2021 dal Consigliere Raffaele Rossi.

 

Fatto

RILEVATO

che:

1. A seguito di verifica contabile condotta attraverso l’invio di un questionario al contribuente, l’Agenzia delle Entrate procedeva, con metodo sintetico ai sensi del D.P.R. 29 settembre 1973, n. 600, art. 38, alla rettifica del reddito complessivo di A.C. per i periodi d’imposta 2006, 2007 e 2008, emettendo tre separati avvisi di accertamento riferiti a ciascuna annualità.

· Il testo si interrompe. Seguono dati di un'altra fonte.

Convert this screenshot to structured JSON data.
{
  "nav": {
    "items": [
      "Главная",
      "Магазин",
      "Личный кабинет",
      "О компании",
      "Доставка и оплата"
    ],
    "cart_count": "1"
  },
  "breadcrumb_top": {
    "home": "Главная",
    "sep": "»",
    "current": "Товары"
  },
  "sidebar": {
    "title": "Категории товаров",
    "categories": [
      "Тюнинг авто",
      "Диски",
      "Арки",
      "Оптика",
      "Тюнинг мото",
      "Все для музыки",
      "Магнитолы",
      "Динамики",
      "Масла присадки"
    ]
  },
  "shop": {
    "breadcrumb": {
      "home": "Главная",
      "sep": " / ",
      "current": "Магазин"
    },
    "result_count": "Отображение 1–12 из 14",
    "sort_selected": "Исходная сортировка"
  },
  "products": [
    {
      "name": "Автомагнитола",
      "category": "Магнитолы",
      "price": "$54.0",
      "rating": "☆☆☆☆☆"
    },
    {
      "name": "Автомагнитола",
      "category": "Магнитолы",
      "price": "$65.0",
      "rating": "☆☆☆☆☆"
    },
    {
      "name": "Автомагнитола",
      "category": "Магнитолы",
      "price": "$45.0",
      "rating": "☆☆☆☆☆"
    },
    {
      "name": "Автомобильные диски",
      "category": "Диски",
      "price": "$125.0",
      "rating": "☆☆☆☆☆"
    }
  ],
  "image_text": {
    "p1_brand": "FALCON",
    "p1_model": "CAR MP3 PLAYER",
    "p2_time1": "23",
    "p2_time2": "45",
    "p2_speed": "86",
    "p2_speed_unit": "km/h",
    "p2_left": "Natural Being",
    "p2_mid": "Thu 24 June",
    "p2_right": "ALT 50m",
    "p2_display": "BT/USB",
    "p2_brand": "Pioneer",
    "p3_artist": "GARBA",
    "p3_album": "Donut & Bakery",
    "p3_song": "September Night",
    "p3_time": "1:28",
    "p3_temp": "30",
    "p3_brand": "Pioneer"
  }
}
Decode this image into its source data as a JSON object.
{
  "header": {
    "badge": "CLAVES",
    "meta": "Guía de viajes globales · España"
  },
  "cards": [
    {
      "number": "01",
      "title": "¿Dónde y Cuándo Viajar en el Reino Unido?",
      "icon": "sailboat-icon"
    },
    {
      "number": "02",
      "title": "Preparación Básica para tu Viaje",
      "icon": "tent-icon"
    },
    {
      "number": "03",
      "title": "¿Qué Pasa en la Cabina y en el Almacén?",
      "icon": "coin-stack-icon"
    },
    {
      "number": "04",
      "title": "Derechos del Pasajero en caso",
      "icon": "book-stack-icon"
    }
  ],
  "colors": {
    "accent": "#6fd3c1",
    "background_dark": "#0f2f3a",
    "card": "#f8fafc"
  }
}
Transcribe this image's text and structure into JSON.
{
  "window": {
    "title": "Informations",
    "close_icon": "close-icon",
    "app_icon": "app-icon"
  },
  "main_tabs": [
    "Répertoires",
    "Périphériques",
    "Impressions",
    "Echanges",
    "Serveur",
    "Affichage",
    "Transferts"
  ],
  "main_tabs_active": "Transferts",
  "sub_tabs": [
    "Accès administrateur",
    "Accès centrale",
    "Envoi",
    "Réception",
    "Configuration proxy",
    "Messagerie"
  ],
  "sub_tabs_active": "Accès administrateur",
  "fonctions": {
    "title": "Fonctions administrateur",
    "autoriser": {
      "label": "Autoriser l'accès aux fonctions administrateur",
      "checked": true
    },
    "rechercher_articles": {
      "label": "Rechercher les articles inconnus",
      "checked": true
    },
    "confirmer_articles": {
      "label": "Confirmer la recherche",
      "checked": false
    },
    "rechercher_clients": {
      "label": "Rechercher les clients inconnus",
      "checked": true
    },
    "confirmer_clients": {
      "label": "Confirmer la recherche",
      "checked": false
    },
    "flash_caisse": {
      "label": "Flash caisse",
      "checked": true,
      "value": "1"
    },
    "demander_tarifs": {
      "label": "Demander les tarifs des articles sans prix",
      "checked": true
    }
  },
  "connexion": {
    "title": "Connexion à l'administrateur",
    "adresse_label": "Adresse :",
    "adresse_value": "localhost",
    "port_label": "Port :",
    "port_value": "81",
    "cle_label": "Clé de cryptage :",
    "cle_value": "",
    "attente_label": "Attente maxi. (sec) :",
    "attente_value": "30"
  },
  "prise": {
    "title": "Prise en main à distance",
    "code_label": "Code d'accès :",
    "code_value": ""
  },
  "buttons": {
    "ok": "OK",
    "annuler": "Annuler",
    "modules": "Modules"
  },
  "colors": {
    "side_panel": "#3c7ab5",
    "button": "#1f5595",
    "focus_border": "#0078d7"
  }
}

In specie, l’Ufficio acclarava in capo al contribuente la disponibilità di un immobile di dodici vani, adibito a casa di abitazione, il possesso di due autovetture (di cui una di grossa cilindrata), il pagamento di premi assicurativi e di rate di mutuo, il conseguimento di incrementi patrimoniali; individuato l’importo reddituale attribuito ai singoli beni come indice di ricchezza in applicazione del c.d. redditometro, determinava il maggior reddito percepito ai fini IRPEF e recuperava a tassazione le imposte evase, maggiorate di sanzioni ed interessi.

2. L’impugnativa del contribuente – spiegata con separati ricorsi poi riuniti per connessione dal giudice di prime cure – veniva disattesa in ambedue i gradi di giudizio.

3. Avverso la sentenza resa in appello dalla Commissione tributaria regionale dell’Umbria (n. 156/04/14 del 4 marzo 2014), ricorre per cassazione A.C., affidandosi a nove motivi; resiste, con controricorso, l’Agenzia delle Entrate.

Diritto

CONSIDERATO

che:

4. Con il primo motivo, per violazione e falsa applicazione della L. 27 luglio 2000, n. 212, artt. 7 e 12 e della L. 7 gennaio 1929, n. 4, art. 24, in relazione all’art. 360 c.p.c., comma 1, n. 3, si deduce l’inosservanza del principio del contraddittorio preventivo e la compromissione delle facoltà difensive del contribuente nella fase procedimentale, per mancata emissione, prima dell’avviso di accertamento, di un processo verbale di constatazione.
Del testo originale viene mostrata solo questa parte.